Николай обернулся — на него смотрели, улыбаясь, Исаак Лалаянц и Миша Григорьев. Они подзывали его жестами к себе.

— Извини, Аня, я на минутку, — сказал Николай.

Он поднялся и подошёл к реалистам. Исаак вскочил со стула и обнял его.

— Друг мой, брат мой, усталый, страдающий брат! Ну, как вы? Присядьте.

Миша не кинулся обнимать, только привстал и спокойно пожал руку.

— Рассказывайте, — сказал Лалаянц. — Давно не виделись. Гимназию, наверно, уже забыли? А мы вот всё ещё тянем лямку в своём училище. К экстерну не готовитесь?

— Некогда, Исаак.

— Понимаю. Ваша работа стоит того, чтоб отказаться от университета.

— Ну, а как вы? Нашли, к чему приложить силы?

— Конечно, нашли, — сказал Григорьев. — Может быть, не совсем то, что искали, но что поделаешь, если опытные товарищи не хотят помочь. Пойдём своей дорогой.

— Ладно, Миша, не будем вспоминать старые обиды, — сказал Исаак. — И не будем пока делить дороги. Ещё сойдёмся.

— Друзья, близится лето, — сказал Николай. — Многие разъедутся.

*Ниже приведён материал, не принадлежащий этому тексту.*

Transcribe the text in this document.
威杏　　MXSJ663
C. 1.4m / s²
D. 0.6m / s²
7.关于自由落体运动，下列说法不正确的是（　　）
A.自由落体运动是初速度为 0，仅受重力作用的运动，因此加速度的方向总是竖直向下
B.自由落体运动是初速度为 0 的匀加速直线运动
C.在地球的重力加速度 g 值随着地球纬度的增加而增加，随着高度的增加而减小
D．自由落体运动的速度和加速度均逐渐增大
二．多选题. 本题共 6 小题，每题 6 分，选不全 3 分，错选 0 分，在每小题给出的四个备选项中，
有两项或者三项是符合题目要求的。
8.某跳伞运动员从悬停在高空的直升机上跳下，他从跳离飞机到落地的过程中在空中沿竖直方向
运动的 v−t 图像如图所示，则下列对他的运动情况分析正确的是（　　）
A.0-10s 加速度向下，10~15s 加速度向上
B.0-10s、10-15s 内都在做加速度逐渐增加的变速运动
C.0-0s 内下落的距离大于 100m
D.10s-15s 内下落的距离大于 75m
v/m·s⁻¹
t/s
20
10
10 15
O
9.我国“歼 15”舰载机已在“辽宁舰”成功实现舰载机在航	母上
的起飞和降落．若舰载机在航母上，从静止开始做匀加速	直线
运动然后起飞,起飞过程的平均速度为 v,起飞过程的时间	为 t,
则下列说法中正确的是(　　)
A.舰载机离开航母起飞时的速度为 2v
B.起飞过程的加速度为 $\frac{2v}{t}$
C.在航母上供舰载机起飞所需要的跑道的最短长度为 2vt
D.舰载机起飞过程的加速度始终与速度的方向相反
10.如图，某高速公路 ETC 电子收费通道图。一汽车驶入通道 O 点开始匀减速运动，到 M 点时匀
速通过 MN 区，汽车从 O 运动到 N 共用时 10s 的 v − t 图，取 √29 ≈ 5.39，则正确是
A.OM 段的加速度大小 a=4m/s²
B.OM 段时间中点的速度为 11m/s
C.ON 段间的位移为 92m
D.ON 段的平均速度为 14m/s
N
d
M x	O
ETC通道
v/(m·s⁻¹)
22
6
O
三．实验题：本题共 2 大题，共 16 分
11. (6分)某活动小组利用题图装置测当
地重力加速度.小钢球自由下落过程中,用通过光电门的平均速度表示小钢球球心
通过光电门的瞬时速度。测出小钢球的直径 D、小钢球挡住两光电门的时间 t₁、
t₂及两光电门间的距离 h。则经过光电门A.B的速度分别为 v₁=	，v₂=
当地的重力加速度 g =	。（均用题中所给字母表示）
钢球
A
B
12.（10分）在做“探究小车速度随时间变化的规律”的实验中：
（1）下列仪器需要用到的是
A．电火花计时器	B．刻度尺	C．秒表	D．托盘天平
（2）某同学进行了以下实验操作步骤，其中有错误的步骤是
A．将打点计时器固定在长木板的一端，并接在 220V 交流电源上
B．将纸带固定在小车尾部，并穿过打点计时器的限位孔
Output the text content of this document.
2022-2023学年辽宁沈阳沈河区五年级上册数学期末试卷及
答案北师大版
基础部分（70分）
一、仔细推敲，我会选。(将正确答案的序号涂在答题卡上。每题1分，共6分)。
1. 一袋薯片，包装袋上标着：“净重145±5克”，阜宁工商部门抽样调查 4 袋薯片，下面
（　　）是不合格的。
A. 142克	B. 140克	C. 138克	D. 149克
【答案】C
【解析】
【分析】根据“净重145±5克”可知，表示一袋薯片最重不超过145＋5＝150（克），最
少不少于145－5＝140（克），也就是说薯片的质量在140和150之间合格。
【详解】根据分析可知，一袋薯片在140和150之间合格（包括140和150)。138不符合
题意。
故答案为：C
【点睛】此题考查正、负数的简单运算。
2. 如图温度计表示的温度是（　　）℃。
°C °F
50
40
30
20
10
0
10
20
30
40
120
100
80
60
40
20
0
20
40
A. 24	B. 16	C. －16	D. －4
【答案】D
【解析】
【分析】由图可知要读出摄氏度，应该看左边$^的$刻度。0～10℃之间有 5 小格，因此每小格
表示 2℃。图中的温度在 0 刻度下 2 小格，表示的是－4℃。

И студенты, и гимназисты, и реалисты — все разбредутся. Соберутся осенью — тогда и пойдёт настоящая работа. Надеюсь, будущая зима окончательно нас объединит.

— Вас, кажется, ждут? — сказал Исаак. — Родственница?

— Нет, просто знакомая.

— Не задерживаем. Всех благ, дружище.

Николай вернулся к Ане.

— И этих готовишь в кружок? — сказала она.

— Нет, эти уже вступили. Недавно. Понимаешь, в нашем кружке, а ещё не знают, что с нами. Они в ноной группе.

— Всех принимаете, только я остаюсь в стороне.

— Ты знаешь о наших делах больше, чем кто-либо.

— Да, но ты прячешь меня от своих друзей. Смотри, как бы это не кончилось плохо.